In fact, you don’t even need to classify people according to the details of their personality traits to know whether they are more or less likely to say “sorry”: just go to the most basic division of all: men and women. The former are significantly more reluctant to apologize But why?

    Why many women apologize for everything

    It has been proven that women tend to apologize more than men, but the differences between the sexes on this issue do not end there. Women also tend to report having committed more offenses or non-compliance. Is this because the female sex is more likely to cross the line of what is morally correct? Not really.

    The difference is in what each person considers it is to cross that line. In other words, Women are more sensitive to their own behavior that may be considered a reason to apologize, while this threshold is higher in men, causing a greater number of these faults to go unnoticed as such. Having committed the same attack, the woman will be more likely to apologize while the man, in many cases, will not even consider the option of doing so because he does not believe that he has done something wrong.

    You may be interested:  Kin Selection: What it is and How it is Expressed

    It is easy to conclude that this is because men are insensitive to the suffering they sometimes cause, perhaps as a result of their somewhat more aggressive nature. However, there is no reason to think that this is the explanation for this phenomenon. The cause may actually be that many women apologize when they have no real reason to do so.

    A problem linked to gender?

    Many gender studies agree that traditionally, and even today in most countries, The role of women has been explicitly linked to taking care of the home and to care for the domestic needs of the rest of the family. Thus, beyond the husband’s work obligations, it is assumed that the wife takes care of everything else.

    In this sense, any problem that occurs with any member of the family and that has to do with domestic tasks will always be recognized as a lack of responsibility on the part of the woman.

    If one day the husband is about to leave for work and realizes that he does not have a snack prepared to take to the office, the wife will instantly recognize that he has made a mistake… even when he is not really making one. Normally these types of details are not the result of a negotiation, but rather the result of automatic gender role assignment If the custom is for the woman to prepare something to eat for her husband, the day this is not done, a reason appears to ask for forgiveness.

    What is significant about this, however, is that this custom becomes so internalized by women that they can apply it to all areas of their lives that are beyond the domestic. That is why it is possible to find very young women, even single and living in an apartment to themselves, who They are more likely to apologize even in front of people they have seen for the first time. The reason is that they have inherited the culture of “when in doubt, apologize.”

    You may be interested:  Groupthink: What it is and How it Influences Us

      Regrets that parasitize

      The problem with many women asking for forgiveness excessively goes beyond the fact that they reinforce the idea that they have more reasons to apologize for by doing the same thing as men.
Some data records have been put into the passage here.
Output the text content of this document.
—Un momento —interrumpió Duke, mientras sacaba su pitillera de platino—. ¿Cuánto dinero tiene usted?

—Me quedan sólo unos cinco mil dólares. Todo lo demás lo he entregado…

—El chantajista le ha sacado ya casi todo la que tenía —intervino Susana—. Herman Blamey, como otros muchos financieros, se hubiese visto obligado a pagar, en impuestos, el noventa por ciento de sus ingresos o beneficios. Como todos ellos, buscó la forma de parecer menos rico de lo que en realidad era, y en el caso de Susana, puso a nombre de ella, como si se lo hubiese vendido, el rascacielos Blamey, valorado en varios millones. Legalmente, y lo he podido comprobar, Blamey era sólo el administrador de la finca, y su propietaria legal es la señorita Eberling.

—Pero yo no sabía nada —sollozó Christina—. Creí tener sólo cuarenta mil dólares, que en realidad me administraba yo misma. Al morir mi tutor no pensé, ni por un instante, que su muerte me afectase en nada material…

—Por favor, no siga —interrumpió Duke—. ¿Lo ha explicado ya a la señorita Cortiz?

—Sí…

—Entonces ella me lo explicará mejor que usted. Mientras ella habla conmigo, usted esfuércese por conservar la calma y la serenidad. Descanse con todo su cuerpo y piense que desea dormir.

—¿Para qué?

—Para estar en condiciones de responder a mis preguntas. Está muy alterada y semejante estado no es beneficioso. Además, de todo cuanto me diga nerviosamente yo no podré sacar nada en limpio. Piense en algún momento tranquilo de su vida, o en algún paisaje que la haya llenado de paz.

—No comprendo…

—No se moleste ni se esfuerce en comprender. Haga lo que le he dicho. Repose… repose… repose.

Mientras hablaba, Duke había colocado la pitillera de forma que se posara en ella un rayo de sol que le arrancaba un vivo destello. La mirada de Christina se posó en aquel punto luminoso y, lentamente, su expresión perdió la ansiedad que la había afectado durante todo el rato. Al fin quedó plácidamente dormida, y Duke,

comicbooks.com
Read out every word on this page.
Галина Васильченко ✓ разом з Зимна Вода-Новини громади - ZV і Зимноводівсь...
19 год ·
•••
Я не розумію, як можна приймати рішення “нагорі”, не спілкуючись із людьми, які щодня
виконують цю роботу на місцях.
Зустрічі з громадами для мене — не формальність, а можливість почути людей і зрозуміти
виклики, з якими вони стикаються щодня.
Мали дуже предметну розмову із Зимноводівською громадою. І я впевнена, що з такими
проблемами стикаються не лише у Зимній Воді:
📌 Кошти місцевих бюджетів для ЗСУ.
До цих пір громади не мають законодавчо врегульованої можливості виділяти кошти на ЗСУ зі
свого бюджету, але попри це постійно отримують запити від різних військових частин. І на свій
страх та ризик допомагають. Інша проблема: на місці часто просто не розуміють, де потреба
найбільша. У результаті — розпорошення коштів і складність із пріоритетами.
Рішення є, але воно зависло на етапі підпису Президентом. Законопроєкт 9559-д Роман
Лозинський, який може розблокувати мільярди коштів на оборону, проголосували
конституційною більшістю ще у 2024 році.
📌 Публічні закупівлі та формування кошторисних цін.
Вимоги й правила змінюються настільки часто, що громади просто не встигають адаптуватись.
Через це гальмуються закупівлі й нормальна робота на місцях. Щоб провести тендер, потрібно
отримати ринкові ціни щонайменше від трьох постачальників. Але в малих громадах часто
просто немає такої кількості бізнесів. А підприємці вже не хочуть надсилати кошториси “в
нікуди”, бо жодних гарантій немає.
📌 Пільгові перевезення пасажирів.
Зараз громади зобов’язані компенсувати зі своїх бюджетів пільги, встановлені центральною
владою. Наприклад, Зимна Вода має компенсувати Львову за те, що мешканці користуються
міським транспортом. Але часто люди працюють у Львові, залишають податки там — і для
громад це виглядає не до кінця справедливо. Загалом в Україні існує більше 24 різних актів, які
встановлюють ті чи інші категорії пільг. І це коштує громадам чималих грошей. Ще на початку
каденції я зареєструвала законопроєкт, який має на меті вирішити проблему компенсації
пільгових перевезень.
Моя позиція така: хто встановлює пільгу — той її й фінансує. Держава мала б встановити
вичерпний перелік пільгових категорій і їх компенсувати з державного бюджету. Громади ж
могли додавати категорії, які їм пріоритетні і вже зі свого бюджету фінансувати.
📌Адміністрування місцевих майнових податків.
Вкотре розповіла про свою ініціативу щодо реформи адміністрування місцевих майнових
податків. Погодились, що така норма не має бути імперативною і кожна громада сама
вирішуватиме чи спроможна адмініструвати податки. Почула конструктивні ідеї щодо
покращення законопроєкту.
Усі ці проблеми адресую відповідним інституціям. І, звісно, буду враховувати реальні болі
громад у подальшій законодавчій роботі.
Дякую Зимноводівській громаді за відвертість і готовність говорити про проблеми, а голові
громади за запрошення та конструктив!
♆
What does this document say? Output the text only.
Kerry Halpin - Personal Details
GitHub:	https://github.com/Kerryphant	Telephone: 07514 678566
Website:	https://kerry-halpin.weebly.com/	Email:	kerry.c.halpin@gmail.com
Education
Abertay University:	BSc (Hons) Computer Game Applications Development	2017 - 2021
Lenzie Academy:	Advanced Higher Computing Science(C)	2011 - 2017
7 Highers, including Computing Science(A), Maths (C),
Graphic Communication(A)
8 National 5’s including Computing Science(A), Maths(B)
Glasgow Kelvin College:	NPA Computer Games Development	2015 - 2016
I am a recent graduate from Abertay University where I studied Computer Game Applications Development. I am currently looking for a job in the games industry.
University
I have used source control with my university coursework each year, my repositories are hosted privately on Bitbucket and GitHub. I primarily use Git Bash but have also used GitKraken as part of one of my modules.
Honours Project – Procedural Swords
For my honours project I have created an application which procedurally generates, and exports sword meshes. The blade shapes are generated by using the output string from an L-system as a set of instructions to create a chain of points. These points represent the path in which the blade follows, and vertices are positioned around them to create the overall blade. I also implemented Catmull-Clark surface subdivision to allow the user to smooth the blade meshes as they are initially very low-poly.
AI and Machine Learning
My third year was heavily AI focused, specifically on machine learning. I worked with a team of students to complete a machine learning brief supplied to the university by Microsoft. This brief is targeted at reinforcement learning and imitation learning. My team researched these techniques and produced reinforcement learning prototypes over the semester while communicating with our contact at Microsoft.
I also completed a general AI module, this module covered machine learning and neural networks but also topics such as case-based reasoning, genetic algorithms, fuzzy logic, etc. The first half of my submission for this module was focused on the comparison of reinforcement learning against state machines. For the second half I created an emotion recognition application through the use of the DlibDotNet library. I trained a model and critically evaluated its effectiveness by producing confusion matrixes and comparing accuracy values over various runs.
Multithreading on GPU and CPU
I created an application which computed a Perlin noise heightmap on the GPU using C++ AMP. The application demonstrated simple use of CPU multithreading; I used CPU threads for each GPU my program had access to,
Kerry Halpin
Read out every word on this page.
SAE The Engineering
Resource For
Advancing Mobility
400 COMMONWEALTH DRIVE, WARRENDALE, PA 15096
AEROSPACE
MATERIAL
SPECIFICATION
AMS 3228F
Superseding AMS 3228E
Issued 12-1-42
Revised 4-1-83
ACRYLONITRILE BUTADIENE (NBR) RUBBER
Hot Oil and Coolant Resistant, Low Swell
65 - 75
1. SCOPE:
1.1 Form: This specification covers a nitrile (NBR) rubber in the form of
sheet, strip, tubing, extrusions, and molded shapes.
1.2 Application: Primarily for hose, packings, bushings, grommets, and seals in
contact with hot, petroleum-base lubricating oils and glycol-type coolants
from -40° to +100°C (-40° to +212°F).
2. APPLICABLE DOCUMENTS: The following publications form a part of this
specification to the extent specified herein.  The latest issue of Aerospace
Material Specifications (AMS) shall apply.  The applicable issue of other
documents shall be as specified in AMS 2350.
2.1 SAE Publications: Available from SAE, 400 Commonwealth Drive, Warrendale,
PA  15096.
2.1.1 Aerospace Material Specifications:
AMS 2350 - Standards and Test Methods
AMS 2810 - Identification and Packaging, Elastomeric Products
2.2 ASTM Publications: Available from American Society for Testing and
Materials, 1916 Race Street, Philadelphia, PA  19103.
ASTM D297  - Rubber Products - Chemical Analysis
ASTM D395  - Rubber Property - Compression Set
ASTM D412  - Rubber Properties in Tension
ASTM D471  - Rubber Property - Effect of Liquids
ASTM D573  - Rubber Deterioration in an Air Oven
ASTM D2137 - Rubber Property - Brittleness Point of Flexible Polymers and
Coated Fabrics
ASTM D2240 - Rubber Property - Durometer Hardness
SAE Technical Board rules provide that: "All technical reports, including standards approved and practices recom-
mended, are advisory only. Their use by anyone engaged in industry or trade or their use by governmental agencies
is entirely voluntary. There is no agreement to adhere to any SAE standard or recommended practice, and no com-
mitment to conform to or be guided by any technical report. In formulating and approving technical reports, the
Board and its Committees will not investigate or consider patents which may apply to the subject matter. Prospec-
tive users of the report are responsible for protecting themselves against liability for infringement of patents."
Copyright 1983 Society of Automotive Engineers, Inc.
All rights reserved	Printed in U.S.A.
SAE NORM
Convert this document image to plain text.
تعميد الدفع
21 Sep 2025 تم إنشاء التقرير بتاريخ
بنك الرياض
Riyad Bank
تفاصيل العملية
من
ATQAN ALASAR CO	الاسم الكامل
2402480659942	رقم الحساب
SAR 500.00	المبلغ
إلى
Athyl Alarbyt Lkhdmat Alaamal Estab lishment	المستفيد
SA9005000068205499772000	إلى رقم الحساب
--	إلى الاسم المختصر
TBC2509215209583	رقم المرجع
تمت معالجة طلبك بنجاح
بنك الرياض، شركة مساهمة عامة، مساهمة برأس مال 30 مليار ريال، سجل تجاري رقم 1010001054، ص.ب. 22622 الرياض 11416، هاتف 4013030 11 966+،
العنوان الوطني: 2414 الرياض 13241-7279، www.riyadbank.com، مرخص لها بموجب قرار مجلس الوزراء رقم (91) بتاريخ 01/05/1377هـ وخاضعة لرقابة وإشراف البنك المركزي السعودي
In addition to this, they tend to take the blame for facts for which they have no reason to assume responsibility and seeing life through this prism is a very bitter thing.

      On the one hand, very few people around them have reasons to point out this error, since receiving undeserved apologies puts them in a position of power; It is easier not to contradict the version of the person who asks for forgiveness. On the other hand, getting used to asking for forgiveness for everything makes us, little by little, convince ourselves that we don’t deserve anything.

      Being aware many times a week that we have reasons to apologize, whether true or not, undermines our own self-esteem and perpetuates this vicious cycle. With low self-esteem, it is easier to assume that in an ambiguous situation, if someone should ask for forgiveness, it is oneself or, in this case, oneself.

      Therefore, to break this self-destructive dynamic of asking for permission to even breathe, we must first question gender roles and then cultivate self-esteem. The first requires a lot of work, and seeking the solidarity of people in a similar situation. For the second, a good start is simply to look back and reflect on those situations in which we say “sorry” in vain.